A single national brood box is very small anyway. A strong colony will need three times that space for its brood nest at the peak of the season.
Do not be tempted to add a super as a brood box, even in the short term, as this is a horrible compromise known as 'brood and a half'. You end up with two sizes of brood frame that you can't reorganise between boxes. Your consideration should be either to move to a single larger brood box, or to go with multiple brood boxes (of the same size).
14 x 12 is one option for a larger brood box; another is Modified Commercial. To go either way requires new boxes, frames, and foundation. Either box will weigh about the same when full of bees or honey, i.e. half as much again as a full National brood box.

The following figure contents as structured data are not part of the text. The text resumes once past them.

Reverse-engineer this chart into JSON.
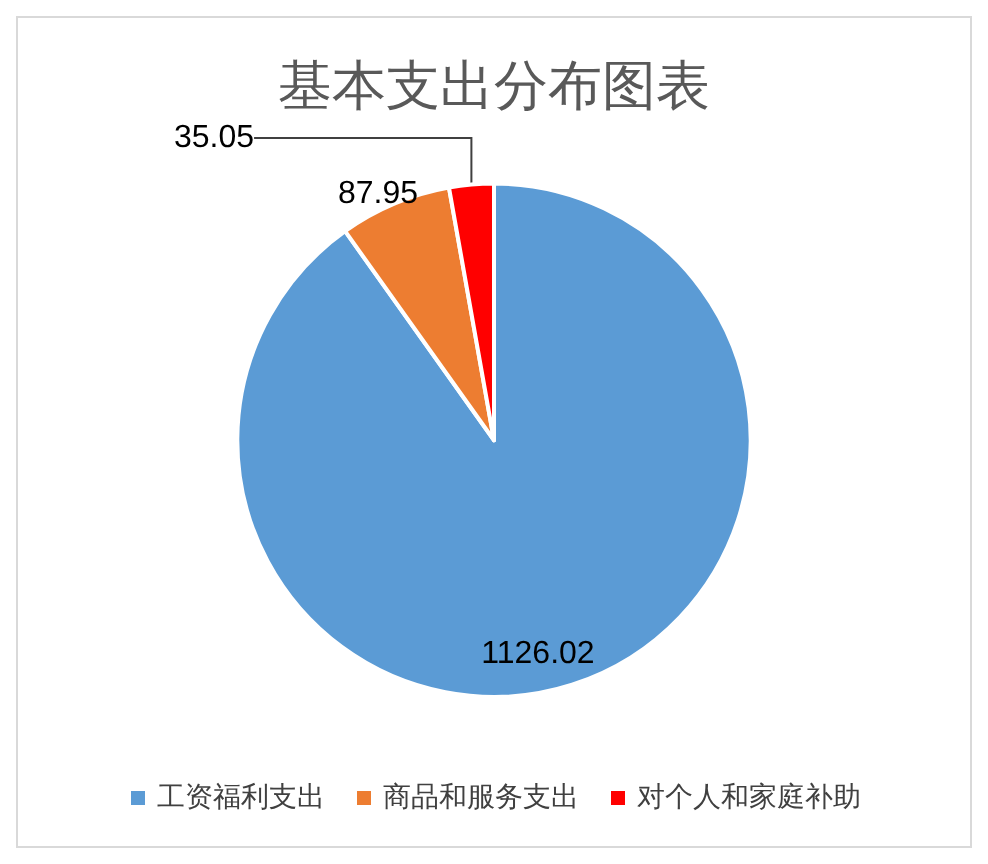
{
  "chart_data": {
    "type": "pie",
    "title": "基本支出分布图表",
    "categories": [
      "工资福利支出",
      "商品和服务支出",
      "对个人和家庭补助"
    ],
    "values": [
      1126.02,
      87.95,
      35.05
    ],
    "colors": [
      "#5b9bd5",
      "#ed7d31",
      "#ff0000"
    ],
    "data_labels": true,
    "legend": "bottom"
  }
}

Commercial shares the same footprint with National and is bottom bee space too, so your investment in National floors, crown boards, roofs, supers, etc. is not wasted. The Commercial brood box has virtually the same comb area as the 14 x 12, but crucially its deep frames (sometimes referred to as 16 x 10) will fit in most extractors, even small ones. Commercials use short frame lugs, so you need to learn to hold frames by their sidebars rather than by the 'handlebars', but this is not a big deal.
Multiple brood boxes requires different approaches to inspections, and you need to be more experienced and confident with routine manipulations and with finding the queen before contemplating this. Hives also start to get larger quite rapidly, which you may view as a good thing or a bad thing.